High Court Asks Tough Questions in Kosel Hearing

People davening at the Kosel earlier this month. (Gershon Elinson/Flash90)

The Israeli High Court heard a petition on Sunday for an egalitarian prayer section at the Kosel, during which the judges subjected both state attorneys and the petitioners, from the Reform movement and Women of the Wall, to tough questioning.

As expected, the expanded, seven-judge panel wanted to know if the government has made any progress toward keeping its promise to upgrade the special prayer site. They wanted to know, specifically, when the allocated 19 million shekels for upgrades will be implemented. No date for construction has been set.

However, at the start of the hearing, Attorney Dr. Yuval Roitman representing the state, made clear that the proposals for giving the petitioners control over the site, separate funding and equal use of the main entrance, were no longer operative.

“The State’s approach is that although the outline constitutes a worthy attempt, which the Attorney General believed would constitute a valid solution for all parties to put an end to this matter, we are not yet there. Therefore, the State considers the outline to be null and void.”

Roitman added: “Even though there are petitions in the court, and although their request for an interim injunction was rejected, the Women of the Wall and the like are working with physical force all the time to bring Torah scrolls into the upper square, and this creates irregularities and problems.

The justices did not spare the Reform petitioners, however. Focusing on their resolution that the upgraded egalitarian site at the southern end of the Kosel share a joint entrance with the main plaza, Court President Esther Hayut asked if it was really necessary:

“Does the lack of a joint entrance change your rights?” she asked.

Justice Yitzhak Amit also questioned whether or not the formal designation of the current egalitarian site as a state-recognized holy place was a critical component of the equal access and freedom of worship demanded by the Reform groups and Women of the Wall.

“Why is the statutory issue important?” asked Amit. “You don’t need the legislature to tell you it’s the Western Wall, it is the Western Wall. Everything we’re talking about is symbolic. Even if it’s not recognized in law, it is the Western Wall.”

Rabbi Pesach Lerner, President of the Coalition for Jewish Values and Executive Vice-President Emeritus of the National Council of Young Israel, expressed satisfaction at the way the hearing was conducted.

“We are glad the court asked real questions, that the government realized the agreement was not a good one and that tradition at the Kotel will hopefully be maintained,” he said.
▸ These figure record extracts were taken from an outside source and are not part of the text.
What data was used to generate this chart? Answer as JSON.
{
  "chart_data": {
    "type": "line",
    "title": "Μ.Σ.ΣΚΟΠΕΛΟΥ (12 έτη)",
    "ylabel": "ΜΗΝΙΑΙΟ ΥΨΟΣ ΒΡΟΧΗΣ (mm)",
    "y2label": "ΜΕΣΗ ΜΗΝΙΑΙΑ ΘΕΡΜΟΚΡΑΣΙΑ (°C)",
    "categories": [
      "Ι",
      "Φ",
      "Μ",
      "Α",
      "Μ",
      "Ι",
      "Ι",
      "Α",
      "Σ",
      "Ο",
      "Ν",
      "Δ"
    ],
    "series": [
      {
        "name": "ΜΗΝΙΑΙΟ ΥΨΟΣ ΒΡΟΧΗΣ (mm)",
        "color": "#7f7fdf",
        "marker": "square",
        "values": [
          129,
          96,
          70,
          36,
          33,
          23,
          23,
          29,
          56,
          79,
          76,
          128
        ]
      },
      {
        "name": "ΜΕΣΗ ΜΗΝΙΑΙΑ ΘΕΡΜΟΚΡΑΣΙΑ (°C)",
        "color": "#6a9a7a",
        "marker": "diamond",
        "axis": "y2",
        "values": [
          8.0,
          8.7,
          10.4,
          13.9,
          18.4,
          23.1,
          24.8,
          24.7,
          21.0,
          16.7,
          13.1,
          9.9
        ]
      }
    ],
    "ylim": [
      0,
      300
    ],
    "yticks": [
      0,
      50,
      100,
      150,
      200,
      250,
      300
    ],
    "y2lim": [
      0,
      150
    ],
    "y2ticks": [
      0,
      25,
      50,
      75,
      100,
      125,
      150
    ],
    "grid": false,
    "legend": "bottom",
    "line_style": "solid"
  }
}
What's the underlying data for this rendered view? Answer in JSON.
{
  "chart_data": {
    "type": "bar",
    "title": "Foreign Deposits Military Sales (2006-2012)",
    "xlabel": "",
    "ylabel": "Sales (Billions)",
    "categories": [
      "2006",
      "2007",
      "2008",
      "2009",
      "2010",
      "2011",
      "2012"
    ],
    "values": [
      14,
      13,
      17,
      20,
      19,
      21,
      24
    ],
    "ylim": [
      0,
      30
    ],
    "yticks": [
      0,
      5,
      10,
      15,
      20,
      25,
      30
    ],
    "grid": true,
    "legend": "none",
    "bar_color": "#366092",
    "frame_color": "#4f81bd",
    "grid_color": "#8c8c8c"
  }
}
At the same hearing, the Orthodox group, Women For the Wall, presented a brief arguing that the court lacks jurisdiction, and should not issue a ruling in the case.

“Tradition is the most basic element of any religion. Every religious site in the world has its tradition. Somehow this is patently clear when it comes to other religions. Nobody in their right mind would think it acceptable for a small group of worshipers to demand the right to pray as they wish in the Vatican, Mecca, or Westminster Abbey. No court would dare meddle in how these religious sites are run. Yet, lehavdil, when it comes to the Kotel, Women of the Wall with their 50 or so members think they can disturb the mitpalelim, who pray in accordance with the established tradition and the courts are asked to uphold their right against the mesorah of thousands of years.”

The petitioners cited the 1922 King’s Order in Council, a British Mandatory law, which prevents civil courts from exercising jurisdiction over religious sites.

The justices expressed concern over the numerous disturbances that have occurred at the Kosel in recent months in connection with Women of the Wall and their various attempts to introduce heterodox practices at the holy site.

Hayut described the situation as “painful and saddening.”